Hotels are struggling with labor shortages, another cause of higher prices. Glenn Fogel, CEO of Booking Holdings, which owns travel search sites including Priceline and Kayak, says one hotelier told him he can’t fill all his rooms because he doesn’t have enough staff.

Car rental prices aren’t as crazy as they were for much of 2021, when some popular locations ran out of vehicles. Still, the supply of vehicles is tight because the cost of new cars has prevented rental companies from fully rebuilding the fleets they let go early in the pandemic.

US consumers are facing the highest inflation in 40 years and there are growing concerns about a possible recession. However, it does not appear in travel statistics.

The number of travelers passing through airport checkpoints has recovered to nearly 95% of 2019 traffic, according to Transportation Security Administration figures for October. Travel industry officials say holiday travel could top the charts for a pandemic.

Airlines haven’t always been good at handling the large crowds, even as they’ve been hiring to replace those who left after COVID-19 hit. The rate of canceled and delayed flights rose above pre-pandemic levels this summer, causing airlines to slow plans to add more flights.

U.S. airlines operated just 84% as many flights in the U.S. as they did in October 2019, and forecast about the same percentage in December, according to travel data firm Cirium. Airlines are using, on average, larger planes with more seats this year, which partially offsets the decline in flights.

“We’re definitely seeing a lot of strength for the holidays,” United Airlines Chief Commercial Officer Andrew Nocella said on the company’s October earnings call. “We’re getting close to the Thanksgiving season and our bookings are incredibly strong.

Airline executives and Transportation Secretary Pete Buttigieg blamed each other for widespread flight problems over the summer. Airline CEOs say that after hiring more pilots and other workers, they are prepared for the holiday crowds.

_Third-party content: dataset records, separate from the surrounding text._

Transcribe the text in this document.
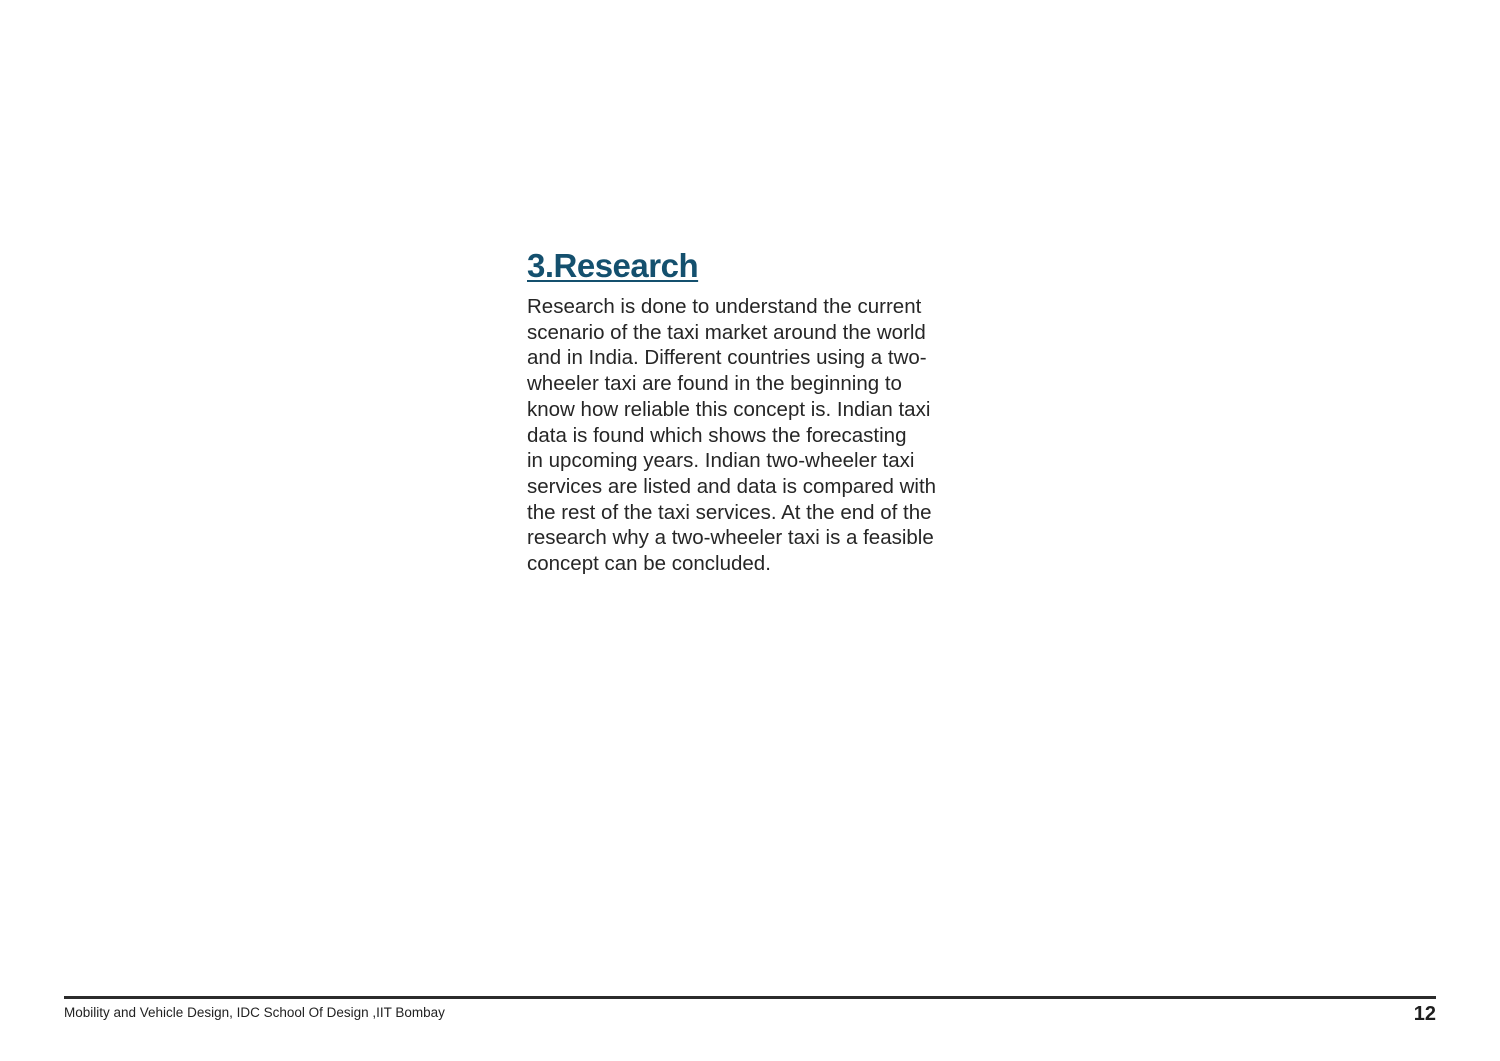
3.Research

Research is done to understand the current
scenario of the taxi market around the world
and in India. Different countries using a two-
wheeler taxi are found in the beginning to
know how reliable this concept is. Indian taxi
data is found which shows the forecasting
in upcoming years. Indian two-wheeler taxi
services are listed and data is compared with
the rest of the taxi services. At the end of the
research why a two-wheeler taxi is a feasible
concept can be concluded.

Mobility and Vehicle Design, IDC School Of Design ,IIT Bombay	12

Travel experts offer tips to save money and avoid being stranded by canceled flights, although the advice hasn’t changed much from previous years.

Be flexible about dates and even destinations, although this is not possible when visiting grandma’s house. In a recent search, the cheapest flights from Los Angeles to New York around Christmas were Christmas Eve and return on New Year’s Eve.

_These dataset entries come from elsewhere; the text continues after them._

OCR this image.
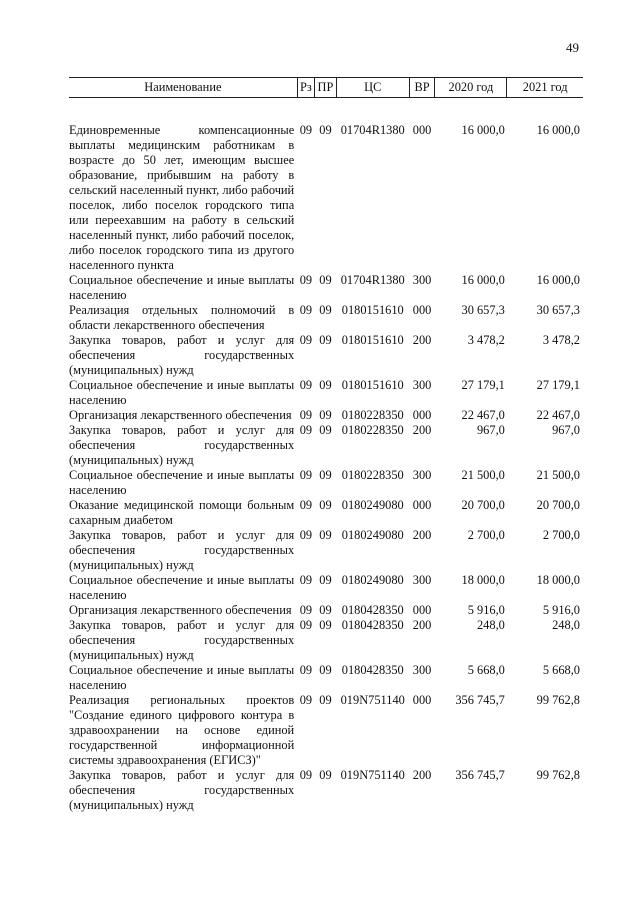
49
Наименование	Рз	ПР	ЦС	ВР	2020 год	2021 год
Единовременные компенсационные выплаты медицинским работникам в возрасте до 50 лет, имеющим высшее образование, прибывшим на работу в сельский населенный пункт, либо рабочий поселок, либо поселок городского типа или переехавшим на работу в сельский населенный пункт, либо рабочий поселок, либо поселок городского типа из другого населенного пункта	09	09	01704R1380	000	16 000,0	16 000,0
Социальное обеспечение и иные выплаты населению	09	09	01704R1380	300	16 000,0	16 000,0
Реализация отдельных полномочий в области лекарственного обеспечения	09	09	0180151610	000	30 657,3	30 657,3
Закупка товаров, работ и услуг для обеспечения государственных (муниципальных) нужд	09	09	0180151610	200	3 478,2	3 478,2
Социальное обеспечение и иные выплаты населению	09	09	0180151610	300	27 179,1	27 179,1
Организация лекарственного обеспечения	09	09	0180228350	000	22 467,0	22 467,0
Закупка товаров, работ и услуг для обеспечения государственных (муниципальных) нужд	09	09	0180228350	200	967,0	967,0
Социальное обеспечение и иные выплаты населению	09	09	0180228350	300	21 500,0	21 500,0
Оказание медицинской помощи больным сахарным диабетом	09	09	0180249080	000	20 700,0	20 700,0
Закупка товаров, работ и услуг для обеспечения государственных (муниципальных) нужд	09	09	0180249080	200	2 700,0	2 700,0
Социальное обеспечение и иные выплаты населению	09	09	0180249080	300	18 000,0	18 000,0
Организация лекарственного обеспечения	09	09	0180428350	000	5 916,0	5 916,0
Закупка товаров, работ и услуг для обеспечения государственных (муниципальных) нужд	09	09	0180428350	200	248,0	248,0
Социальное обеспечение и иные выплаты населению	09	09	0180428350	300	5 668,0	5 668,0
Реализация региональных проектов "Создание единого цифрового контура в здравоохранении на основе единой государственной информационной системы здравоохранения (ЕГИСЗ)"	09	09	019N751140	000	356 745,7	99 762,8
Закупка товаров, работ и услуг для обеспечения государственных (муниципальных) нужд	09	09	019N751140	200	356 745,7	99 762,8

Look into discount airlines and alternate airports, but be aware that smaller airlines have fewer options to rebook passengers after a flight is canceled.

Fly early in the day to reduce the risk of delay or cancellation. “If something goes wrong, it tends to play out throughout the day — there’s a domino effect,” says Chuck Thackston, chief executive of Airlines Reporting Corp., an intermediary between airlines and travel agencies.

There are plenty of theories on the best day of the week to book travel. Thackston says it’s Sunday because airlines know that’s when many price-conscious consumers shop, and airlines tailor deals for them.

For the most part, airlines have avoided accusations of price gouging that have swirled around oil companies — which drew another rebuke this week from President Joe Biden — and other industries.

Responsible USA, an advocacy group that criticizes companies, linked airline delays and cancellations this summer to job cuts during the pandemic and poor treatment of workers. “But in general, we would say that the airline industry is not currently at the same level as big food, oil or retail in terms of gross margins,” says Jeremy Funk, a spokesman for the group.

Brett Snyder, who runs a travel agency and writes the “Cranky Flier” air travel blog, says prices are high simply because flights have been down since 2019 while demand is high.

“How’s it tearing?” asks Snyder. “They don’t want to go (take off) with empty seats, but they also don’t want to sell everything for a dollar.” It’s basic economics.”

Travelers are making sacrifices to keep the cost of their trips down.

Sheena Hale and her daughter, Krysta Pyle, woke up at

“We’re exhausted,” Hale said after the plane landed in Dallas, where Krysta was participating in a cheerleading competition. “We started early because the first flights were much cheaper. Flights are way too expensive.”

They don’t go anywhere for Christmas.

“We don’t have to travel. We’re at home with family,” Hale said.